CHICAGO — The Rays took care of what they needed to Sunday, beating the White Sox 6-2 to keep their postseason hopes alive as they head home for the final three games of the season and getting ace David Price his milestone 20th victory.
But as much as they've done in winning 10 of their past 11 games, their chances to make it back to the playoffs have been reduced to an extreme long shot — making up three games on the A's with three to play, then having to win a tiebreaker — and that could be gone by tonight.
And the worst part is there's very little they can do about it.
"It's out of our hands," centerfielder B.J. Upton said. "We've just got to hope for a little bit of help."
More than a little, actually.
In simplest form, the Rays need to sweep the Orioles while the A's get swept at home by Texas. And that would just be to force a one-game tiebreaker for the second AL wild card, which would be Thursday in Oakland.
That's all the Rays (88-71) were left with after Sunday wins by the Orioles and Yankees — who are now tied for the American League East lead — officially put the division title and first wild card out of reach. And then the A's made it worse by beating Seattle to remain three games ahead. Plus, there's also the Angels, who split a doubleheader at Texas and are tied with the Rays.
"It sucks to be in the position we're in when you're trying to root for other teams to lose,'' third baseman Evan Longoria said. "It kind of gives you the feeling of being on the other side. When you don't control your own destiny, it's not the best feeling."
"Of course, it's a little bit frustrating,'' manager Joe Maddon said.
They at least felt good about what they did on the field Sunday, starting with Price, who became the first 20-game winner in Rays history and enhanced his chance to become their first Cy Young Award winner as well.
"I would hope so," Maddon said.
Handed a two-run lead on the first of two homers by Upton — who needs two more in his likely last three games with the Rays to reach 30 — Price worked a solid seven innings.
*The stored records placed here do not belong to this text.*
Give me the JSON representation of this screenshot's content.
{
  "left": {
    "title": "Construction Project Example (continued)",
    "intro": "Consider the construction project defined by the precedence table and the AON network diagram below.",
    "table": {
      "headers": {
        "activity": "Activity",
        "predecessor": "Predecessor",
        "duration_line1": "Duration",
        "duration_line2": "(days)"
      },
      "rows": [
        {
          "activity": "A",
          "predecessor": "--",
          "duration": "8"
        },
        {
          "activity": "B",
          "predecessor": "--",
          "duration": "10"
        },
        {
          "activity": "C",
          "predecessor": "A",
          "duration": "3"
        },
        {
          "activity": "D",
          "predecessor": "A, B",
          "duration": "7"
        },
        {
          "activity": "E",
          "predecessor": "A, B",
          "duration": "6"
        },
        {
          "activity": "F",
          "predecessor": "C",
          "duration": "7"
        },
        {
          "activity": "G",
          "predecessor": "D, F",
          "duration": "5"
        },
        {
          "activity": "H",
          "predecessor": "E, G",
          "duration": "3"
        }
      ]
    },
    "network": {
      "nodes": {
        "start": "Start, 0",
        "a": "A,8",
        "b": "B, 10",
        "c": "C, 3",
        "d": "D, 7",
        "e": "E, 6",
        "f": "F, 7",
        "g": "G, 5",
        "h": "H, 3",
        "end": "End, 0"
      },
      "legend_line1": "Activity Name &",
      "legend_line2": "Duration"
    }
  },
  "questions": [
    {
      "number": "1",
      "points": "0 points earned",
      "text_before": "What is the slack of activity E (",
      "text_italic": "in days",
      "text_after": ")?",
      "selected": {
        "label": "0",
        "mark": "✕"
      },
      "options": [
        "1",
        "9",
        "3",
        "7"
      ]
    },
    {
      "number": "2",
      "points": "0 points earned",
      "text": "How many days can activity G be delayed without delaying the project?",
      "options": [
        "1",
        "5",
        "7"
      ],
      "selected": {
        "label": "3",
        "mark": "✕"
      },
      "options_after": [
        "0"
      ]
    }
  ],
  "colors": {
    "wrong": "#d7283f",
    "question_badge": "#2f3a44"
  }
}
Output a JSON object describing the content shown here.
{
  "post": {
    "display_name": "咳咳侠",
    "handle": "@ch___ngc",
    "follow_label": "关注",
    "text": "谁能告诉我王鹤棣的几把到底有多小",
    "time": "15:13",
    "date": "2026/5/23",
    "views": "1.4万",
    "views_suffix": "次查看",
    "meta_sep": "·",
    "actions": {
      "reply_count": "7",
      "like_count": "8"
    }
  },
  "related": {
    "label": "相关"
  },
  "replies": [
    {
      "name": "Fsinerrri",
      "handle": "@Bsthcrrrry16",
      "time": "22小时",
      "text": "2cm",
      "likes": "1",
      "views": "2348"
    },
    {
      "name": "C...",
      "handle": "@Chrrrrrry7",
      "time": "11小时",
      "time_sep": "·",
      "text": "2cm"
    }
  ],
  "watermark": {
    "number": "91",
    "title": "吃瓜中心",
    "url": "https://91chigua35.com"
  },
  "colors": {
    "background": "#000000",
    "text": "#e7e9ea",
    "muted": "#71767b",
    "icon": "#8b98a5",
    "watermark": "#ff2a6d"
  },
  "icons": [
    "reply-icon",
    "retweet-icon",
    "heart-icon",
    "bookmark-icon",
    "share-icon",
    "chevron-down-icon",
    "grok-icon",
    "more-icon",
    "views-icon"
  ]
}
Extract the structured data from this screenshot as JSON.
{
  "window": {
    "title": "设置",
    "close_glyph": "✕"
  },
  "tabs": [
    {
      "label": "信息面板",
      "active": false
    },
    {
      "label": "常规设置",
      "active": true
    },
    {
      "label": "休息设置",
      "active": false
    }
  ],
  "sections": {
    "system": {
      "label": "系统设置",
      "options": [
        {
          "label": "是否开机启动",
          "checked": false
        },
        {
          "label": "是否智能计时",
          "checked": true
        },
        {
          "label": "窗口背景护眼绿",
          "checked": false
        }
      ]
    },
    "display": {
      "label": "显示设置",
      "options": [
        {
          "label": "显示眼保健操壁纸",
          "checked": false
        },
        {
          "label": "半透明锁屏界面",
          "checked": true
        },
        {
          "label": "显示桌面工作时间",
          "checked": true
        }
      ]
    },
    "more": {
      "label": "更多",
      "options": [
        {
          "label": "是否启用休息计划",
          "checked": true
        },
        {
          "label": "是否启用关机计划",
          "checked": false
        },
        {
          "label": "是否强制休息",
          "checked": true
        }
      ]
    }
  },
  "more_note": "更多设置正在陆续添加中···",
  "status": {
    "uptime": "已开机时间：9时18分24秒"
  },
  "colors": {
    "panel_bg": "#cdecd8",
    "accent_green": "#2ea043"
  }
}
He allowed two runs in a messy fourth but wasn't challenged much otherwise, improving to 20-5 and maintaining his major-league-best 2.56 ERA. At 27, he is the youngest 20-game winner in the AL since Johan Santana did it at 24 in 2004 for the Twins.
Price said he considered it as much a team achievement as an individual one — "It's been very special" — and that it hadn't really sunk in yet. Plus, he wants to start again in the playoffs.
Even in expressing their confidence, and referencing last season's dramatic dash, to get back into the playoffs, the Rays sounded a bit resigned to their likely disappointing fate of missing out, which will become official as soon as they lose or the A's win once.
"I still believe we can do this because there still is that mathematical opportunity," Maddon said. "But regardless, you've got to appreciate our guys. That's 10 out of 11 at this time of the year, under these circumstances where you can't really hiccup. We had that one mulligan the other night. Our guys have been outstanding, everybody — pitching, hitting, the defense, the coaching staff. They've all been great."
"We need something to happen, but you can't be disappointed with the effort," Longoria said. "We've been as good as we could be down the stretch."
The problem, of course, is what they did to get into this predicament, specifically losing 26 one-run games and going 1-7 in a mid September stretch against Baltimore, New York and Boston.
"We need some help," Price said. "That's what we needed last year and it happened. Just keep winning. Weirder things happened last year."